As a whole, the pool of researcher-submitted sequences represented by INSDC repositories like GenBank are redundant, with multiple sequences covering the same genomic region or transcript. In addition, individual researcher-submitted sequences may be incomplete or have sequencing errors. In RefSeqs, redundancies are removed, incompleteness is resolved, and errors are corrected.
The representativeness and quality of RefSeqs make them stable, trusted reference points for research.
RefSeqs that appear in Nucleotide or in the literature have distinctive accession numbers. Understanding how these numbers are structured can help you quickly identify both the molecule type being described and some information about how the RefSeq was derived.

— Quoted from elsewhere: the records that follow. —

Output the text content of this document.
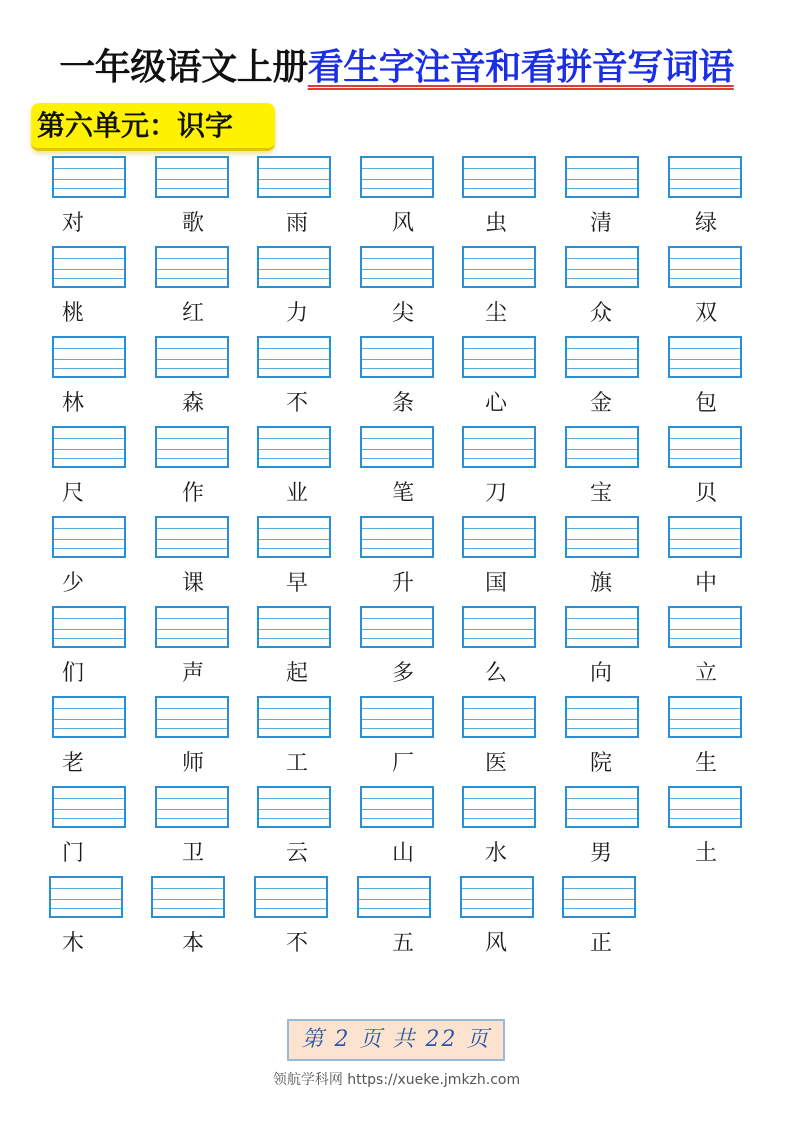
一年级语文上册看生字注音和看拼音写词语
第六单元：识字
对	歌	雨	风	虫	清	绿
桃	红	力	尖	尘	众	双
林	森	不	条	心	金	包
尺	作	业	笔	刀	宝	贝
少	课	早	升	国	旗	中
们	声	起	多	么	向	立
老	师	工	厂	医	院	生
门	卫	云	山	水	男	土
木	本	不	五	风	正
第 2 页 共 22 页
领航学科网 https://xueke.jmkzh.com
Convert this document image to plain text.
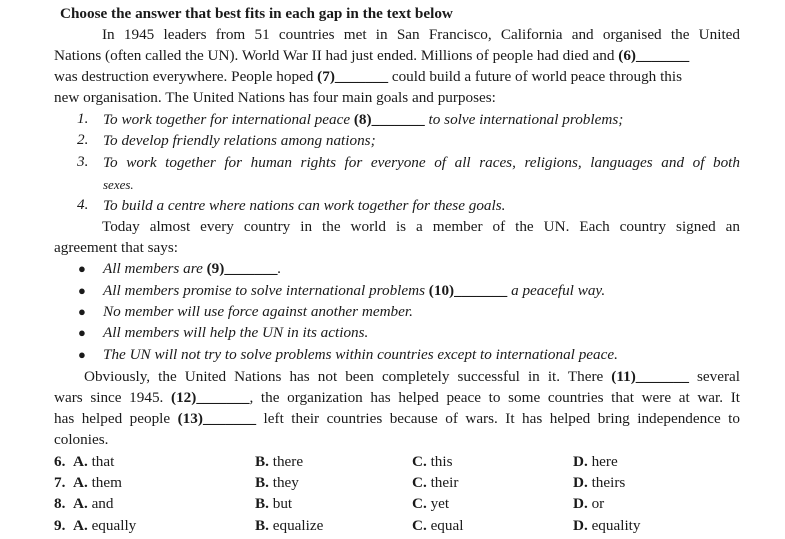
Choose the answer that best fits in each gap in the text below
In 1945 leaders from 51 countries met in San Francisco, California and organised the United
Nations (often called the UN). World War II had just ended. Millions of people had died and (6)_______
was destruction everywhere. People hoped (7)_______ could build a future of world peace through this
new organisation. The United Nations has four main goals and purposes:
1. To work together for international peace (8)_______ to solve international problems;
2. To develop friendly relations among nations;
3. To work together for human rights for everyone of all races, religions, languages and of both
sexes.
4. To build a centre where nations can work together for these goals.
Today almost every country in the world is a member of the UN. Each country signed an
agreement that says:
● All members are (9)_______.
● All members promise to solve international problems (10)_______ a peaceful way.
● No member will use force against another member.
● All members will help the UN in its actions.
● The UN will not try to solve problems within countries except to international peace.
Obviously, the United Nations has not been completely successful in it. There (11)_______ several
wars since 1945. (12)_______, the organization has helped peace to some countries that were at war. It
has helped people (13)_______ left their countries because of wars. It has helped bring independence to
colonies.
6. A. that	B. there	C. this	D. here
7. A. them	B. they	C. their	D. theirs
8. A. and	B. but	C. yet	D. or
9. A. equally	B. equalize	C. equal	D. equality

These numbers consist of a two letter prefix followed by an underscore, a set of six or nine numbers, and a version number. In the case of the accession number NM_183124.4, "NM" indicates the molecule type (i.e., protein-coding transcript, or mRNA) and staff-curated processing; "183124" is a six number identifier; and the last "4" is the version number.
The following table summarizes RefSeq accession numbers.
Accession Prefix | Molecule Type | Description |
---|---|---|
AC_ | DNA | Complete genomic molecule, usually alternate assembly |
NC_ | DNA | Complete genomic molecule, usually reference assembly |
NG_ | DNA | Incomplete genomic region |
NT_ | DNA | Contig or scaffold, clone-based or whole genome shotgun sequence data |
NW_ | DNA | Contig or scaffold, primarily whole genome shotgun sequence data |
NZ_ | DNA | Complete genomes and unfinished whole genome shotgun sequence data. Used predominantly for prokaryotic genomes |
NM_ | mRNA | Protein-coding transcripts (usually curated) |
NR_ | RNA | Non-protein-coding transcripts, including lncRNAs, structural RNAs, transcribed pseudogenes, and transcripts with unlikely protein-coding potential from protein-coding genes |
XM_ | mRNA | Computationally predicted model protein-coding transcripts |
XR_ | RNA | Computationally predicted model non-protein-coding transcripts |
Note: The text above is adapted from two sources: (1) Pruitt K, Brown G, Tatusova T, et al. The Reference Sequence (RefSeq) Database. 2002 Oct 9 [Updated 2012 Apr 6]. In: McEntyre J, Ostell J, editors. The NCBI Handbook [Internet]. Bethesda (MD): National Center for Biotechnology Information (US); 2002-. Chapter 18. Available from: https://www.ncbi.nlm.nih.gov/books/NBK21091/ and (2) O'Leary NA, Wright MW, Brister JR, et al. Reference sequence (RefSeq) database at NCBI: current status, taxonomic expansion, and functional annotation. Nucleic Acids Res. 2016;44(D1):D733-D745. doi:10.1093/nar/gkv1189
One way to easily find RefSeqs in Nucleotide is to use the "Source databases" limit that appear on the left of the page after launching a search. By clicking on the "RefSeq" link, only sequences from the RefSeq database will be shown in results. In the case below, the 203 results of the original search will be reduced to 95 by using the RefSeq limit.
For another way to find RefSeqs in Nucleotide, see the "A Search Example in Five Steps" section of this guide for a description of how to add a RefSeq filter to your Nucleotide search.